Now suppose that $m\ge n(n+1)/2$, and note that $f(k,m,n)=k-(m-1)+f(m-1,m,n)$, so we just need to find $f(m-1,m,n)$.
If some $n$ elements in $S$ do sum up to $m$, then
\[n\min{S}+\frac{n(n-1)}{2}\le m\implies \min{S}\le\left\lfloor\frac{m}{n}-\frac{n-1}{2}\right\rfloor,\]so we have
\[f(m-1,m,n)\ge m-1-\left\lfloor\frac{m}{n}-\frac{n-1}{2}\right\rfloor=X.\]Now assume for the sake of contradiction that we have a set with $|S|\ge X+1$ and no $n$ distinct elements adding up to $m$ containing smallest elements
\[1\le a_1<a_2<\cdots<a_{n-2}\le\frac{m}{n}+\frac{n-7}{2}\](otherwise we clearly cannot fit $X+1-(n-2)$ numbers greater than $a_{n-2}$).

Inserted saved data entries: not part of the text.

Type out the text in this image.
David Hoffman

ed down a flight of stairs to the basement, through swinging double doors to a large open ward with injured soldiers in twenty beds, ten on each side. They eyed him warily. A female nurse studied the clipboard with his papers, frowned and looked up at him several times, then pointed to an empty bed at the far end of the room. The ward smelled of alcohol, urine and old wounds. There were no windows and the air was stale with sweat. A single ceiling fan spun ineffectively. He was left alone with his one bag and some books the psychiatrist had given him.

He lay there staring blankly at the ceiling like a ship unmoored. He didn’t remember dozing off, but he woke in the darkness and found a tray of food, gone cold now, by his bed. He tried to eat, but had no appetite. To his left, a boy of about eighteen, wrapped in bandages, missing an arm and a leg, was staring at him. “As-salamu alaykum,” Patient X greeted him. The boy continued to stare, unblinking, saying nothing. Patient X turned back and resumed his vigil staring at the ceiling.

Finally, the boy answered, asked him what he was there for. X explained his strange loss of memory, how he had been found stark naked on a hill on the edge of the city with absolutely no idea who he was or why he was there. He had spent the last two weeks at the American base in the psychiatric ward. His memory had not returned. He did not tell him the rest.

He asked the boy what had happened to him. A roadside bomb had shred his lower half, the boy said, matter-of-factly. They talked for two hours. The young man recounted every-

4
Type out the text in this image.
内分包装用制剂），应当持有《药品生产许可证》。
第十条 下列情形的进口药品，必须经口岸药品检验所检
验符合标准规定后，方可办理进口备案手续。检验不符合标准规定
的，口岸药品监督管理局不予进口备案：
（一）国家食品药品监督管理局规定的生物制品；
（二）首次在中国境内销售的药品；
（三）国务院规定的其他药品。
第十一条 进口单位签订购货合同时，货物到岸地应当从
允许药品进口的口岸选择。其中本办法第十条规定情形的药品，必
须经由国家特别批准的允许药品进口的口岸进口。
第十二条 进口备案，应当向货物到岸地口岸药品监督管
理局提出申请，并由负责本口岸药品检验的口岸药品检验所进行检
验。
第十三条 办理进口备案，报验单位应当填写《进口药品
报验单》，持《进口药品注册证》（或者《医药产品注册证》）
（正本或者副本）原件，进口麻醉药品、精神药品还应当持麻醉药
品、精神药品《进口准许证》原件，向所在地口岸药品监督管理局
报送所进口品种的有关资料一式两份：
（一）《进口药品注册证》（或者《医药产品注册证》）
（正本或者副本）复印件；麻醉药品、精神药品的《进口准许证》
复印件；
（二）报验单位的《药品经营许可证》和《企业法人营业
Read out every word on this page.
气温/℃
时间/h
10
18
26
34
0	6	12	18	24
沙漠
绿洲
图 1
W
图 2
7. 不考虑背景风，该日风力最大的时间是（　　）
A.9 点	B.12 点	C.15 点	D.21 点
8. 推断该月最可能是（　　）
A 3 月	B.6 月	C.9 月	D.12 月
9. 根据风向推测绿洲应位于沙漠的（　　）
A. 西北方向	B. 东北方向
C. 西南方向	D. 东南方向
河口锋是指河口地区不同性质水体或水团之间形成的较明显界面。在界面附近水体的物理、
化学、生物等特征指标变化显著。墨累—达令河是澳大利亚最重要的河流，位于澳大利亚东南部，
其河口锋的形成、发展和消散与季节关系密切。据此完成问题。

Let
\[s=a_1+\cdots+a_{n-2}\le (n-2)a_{n-2}-\frac{(n-2)(n-3)}{2}\le\frac{(n-2)m}{n}-2(n-2).\]If $m-s=u+v$ for some $a_{n-2}<u<v<m-s-a_{n-2}$, then at most one of $u,v$ can be in $S$. We can check that $m-s-2a_{n-2}\ge n+3\ge0$, so
\begin{align*}
m-\left\lfloor\frac{m}{n}-\frac{n-1}{2}\right\rfloor = X+1 \le |S|
&\le n-2+\left\lfloor\frac{m-s-2a_{n-2}}{2}\right\rfloor+m-1-(m-s-a_{n-2}-1) \\
&= n-2+\left\lfloor\frac{m+s}{2}\right\rfloor \\
&\le \left\lfloor\frac{(n-1)m}{n}\right\rfloor,
\end{align*}a clear contradiction.